Rien ne prédisposait le Français Ludovic Collin, à devenir un entrepreneur dans la beauté – il avoue même avoir appris de nouveaux termes comme le concealer ou la CC crème dans ces 18 derniers mois, lors du développement de SkinTribe. Cet ancien ingénieur d’Oracle s’est installé aux États-Unis à la fin des années 90, mais au lieu d’aller jusqu’à l’Eldorado de la tech dans la Silicon Valley, il a décidé de poser ses valises sur la côte Est, à New York. Il est ensuite devenu un serial entrepreneur et a lancé plusieurs entreprises d’applications mobiles, avant l’explosion de ce marché avec l’avènement de l’iPhone.
Sa dernière création, SkinTribe, s’attaque au marché très convoité de la beauté. L’application permet de scanner des produits de beauté aux États-Unis et d’obtenir des notes personnalisées et recommandations des gens de sa « tribu ». Mais elle fait bien plus que ça: il s’agit d’appliquer l’intelligence artificielle à la beauté. « Avec mon cofondateur, nous avons identifié des opportunités dans le skincare. Pour nous, c’est un marché comparable à celui du vin : on entre dans un magasin et on ne sait pas quoi choisir. L’application Vivino résout le problème du choix d’un vin, nous comptons résoudre celui du choix d’un soin ». Pour cela, il s’est associé avec Matthias Grossglauser, professeur d’intelligence artificielle à Polytechnique Lausanne, et spécialiste des systèmes de recommandation.

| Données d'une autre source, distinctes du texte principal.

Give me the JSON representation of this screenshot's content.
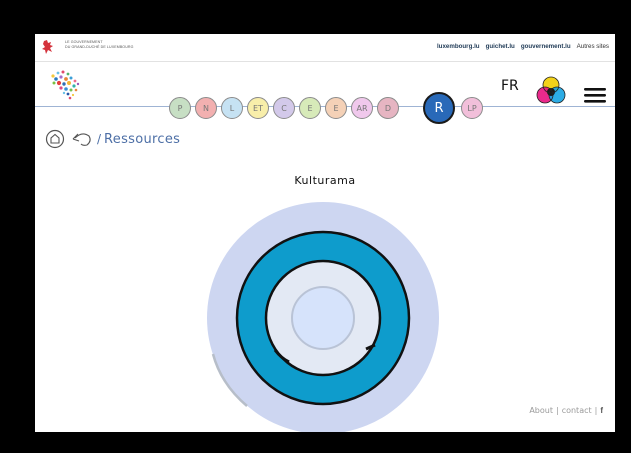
{
  "gov_bar": {
    "name_line1": "LE GOUVERNEMENT",
    "name_line2": "DU GRAND-DUCHÉ DE LUXEMBOURG",
    "links": [
      "luxembourg.lu",
      "guichet.lu",
      "gouvernement.lu"
    ],
    "other_sites": "Autres sites"
  },
  "header": {
    "language": "FR",
    "icons": [
      "site-logo-icon",
      "palette-icon",
      "menu-icon"
    ]
  },
  "nav": {
    "items": [
      {
        "label": "P",
        "color": "#c7dfc4"
      },
      {
        "label": "N",
        "color": "#f2b0b0"
      },
      {
        "label": "L",
        "color": "#c6e2f3"
      },
      {
        "label": "ET",
        "color": "#f8eeaa"
      },
      {
        "label": "C",
        "color": "#d3c9ea"
      },
      {
        "label": "E",
        "color": "#d7eab9"
      },
      {
        "label": "E",
        "color": "#f4d1b7"
      },
      {
        "label": "AR",
        "color": "#f0c8ec"
      },
      {
        "label": "D",
        "color": "#e6b5c2"
      },
      {
        "label": "R",
        "color": "#2969b8",
        "active": true
      },
      {
        "label": "LP",
        "color": "#f2bfda"
      }
    ]
  },
  "breadcrumb": {
    "separator": "/",
    "current": "Ressources"
  },
  "main": {
    "title": "Kulturama",
    "colors": {
      "outer_disc": "#cdd6f1",
      "ring": "#0e9ccc",
      "inner_disc": "#e3e9f4",
      "center": "#d6e3fb"
    }
  },
  "footer": {
    "about": "About",
    "sep": "|",
    "contact": "contact",
    "facebook": "f"
  }
}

Lors de leurs recherches préliminaires, le duo a récupéré plus de 45.000 références de produits pour la peau et leurs notes attribuées par des millions de consommatrices. « Cela nous a permis de répondre au problème du ‘cold start’. Nous allons maintenant enrichir cette base de données avec les notes des utilisatrices de l’application », explique-t-il. SkinTribe vous conseille sur le type de produits « skincare » qui vous correspond le mieux en fonction de votre profil et pour cela, chaque utilisateur répond à plusieurs questions : type de peau, âge, climat de son lieu de vie, alimentation et mode de vie, mais aussi ses habitudes de soins pour la peau. L’algorithme se charge ensuite de vous identifier par rapport aux membres de votre « tribu », des gens qui vous ressemblent, et vous conseille les produits les plus adaptés pour vous, en donnant une note appelée SkinID Score.
Cette application a vocation à répondre au besoin de plus en plus massif de personnalisation des produits de beauté. « Certaines marques qui se lancent dans des produits personnalisés, comme les shampooings Prose, vont dans le détail. Par contre, les systèmes des retailers comme ceux disponibles chez Sephora ou Ulta ne disposent pas d’autant de données que nous et n’utilisent pas d’intelligence artificielle. Nous allons dans un niveau de détail et de personnalisation unique et innovant ». L’application SkinTribe est disponible en version Beta sur les catalogues d’applications comme l’Appstore, et devrait être lancée officiellement dans les prochaines semaines.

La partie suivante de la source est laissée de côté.